For most first-year students a tertiary study institution can be a daunting place, especially when if they are living on campus, far removed from their families and situated among thousands of students who are mostly, at first, complete strangers.
The dean of students at the Vaal University of Technology (VUT), Dr Masitha Hoeane, is someone who has recognised these adjustment strains and decided to do something about it by launching a mentorship program at VUT in June 2004.
‘The problems we have identified are those of adjustment. Young people are under a lot of pressure when they first go to a tertiary institution. If they are not guided, supported and advised they will not grow and mature properly. The lack of a family support structure is a big problem. That is why you cannot have a void in its place, something must replace it,” says Hoeane.
The VUT mentorship programme involves inviting well-known and respected South Africans from a multitude of business fields to adopt a residence. These mentors are expected to get the students involved in projects, organise talks for the students and make time available to help students who are having adjustment problems.
‘There are people in our society who have a major pull on students, so we have decided to recruit some of these people in order to get them to assist us in student development and hopefully they can inspire our students to achieve,” says Hoeane.
‘The stage of development at which they are exacerbates the problem and students are under all kinds of peer pressure as well. They may well fall into the traps of drug abuse and unsafe sex. It is the aim of this project to keep the students fruitfully busy and to build their characters so that they are less vulnerable to the vicissitudes of tertiary life.”

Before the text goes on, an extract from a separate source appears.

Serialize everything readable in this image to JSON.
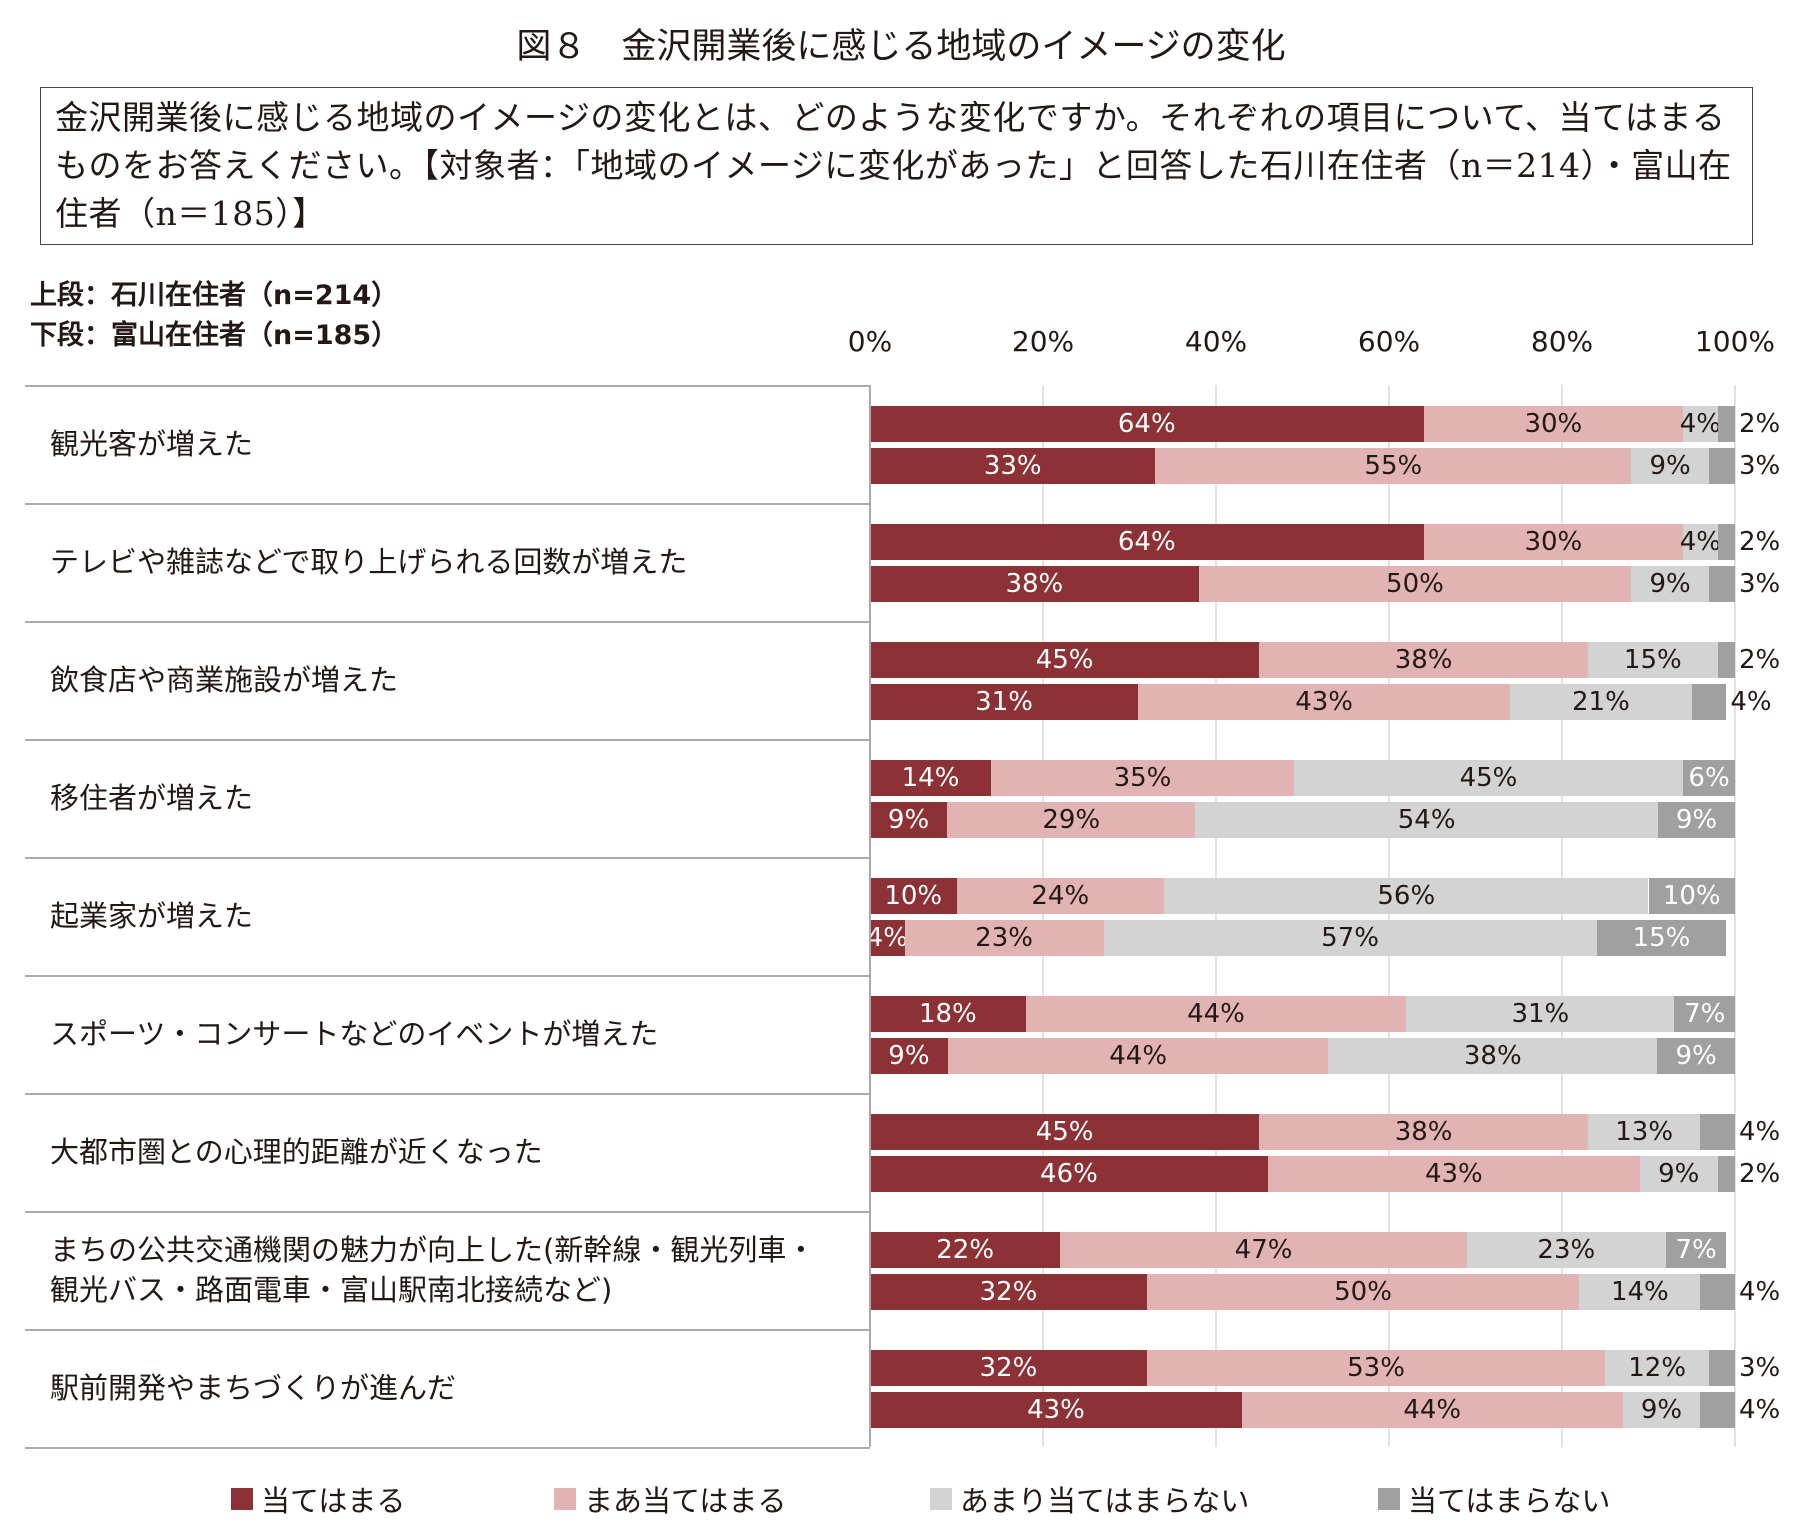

Hoeane recognises the fact that counselling is often viewed by students negatively and that the mentorship programme offers a new angle in student support services. But he points out that this mentorship programme is supplementary to the counselling programme.
‘Yes, students tend to consider counselling in a negative light — that is, something for people whose heads need fixing. That needs to be addressed on an ongoing basis if counselling is to yield any value to the students,” says Hoeane.
In May of 2001, when Hoeane was dean of students at Wits Technikon, he launched the Residence Patron Initiative in order to address the needs of the students he and his colleagues had identified.
One of the students who took part in the programme was Lerato Mphela, a fourth-year production management student at Wits Technikon whose residence mentor was Yvonne Chaka-Chaka.
‘My dad lost his job and I had to take more responsibility for taking care of myself. I almost gave up and for a while I didn’t want to come back to study, I didn’t see the need,” says Mphela.
‘I went to counselling but there is a stigma about counselling that it is for people who are depressed and who are going mad. I didn’t feel that there was enough support for me. Yvonne showed me that I was a valued member of this institution.
‘With Yvonne I found someone who had experienced what I was experiencing and who had made it and turned her life around and from hearing words like that from her it gave me faith.”
Another fourth-year production management student at Wits Technikon, Felicity Nong, also found the mentorship programme extremely beneficial.
‘When I came to study here I was lost, I didn’t know anybody. Jo’burg was this huge daunting place, I had no support network to talk to about things. When I had problems I didn’t know who to turn to,” says Nong.
‘This programme changed a whole lot here. There used to be male students at seven in the morning drinking on campus but now that they are kept busy with the programme there is a lot less of that on campus.”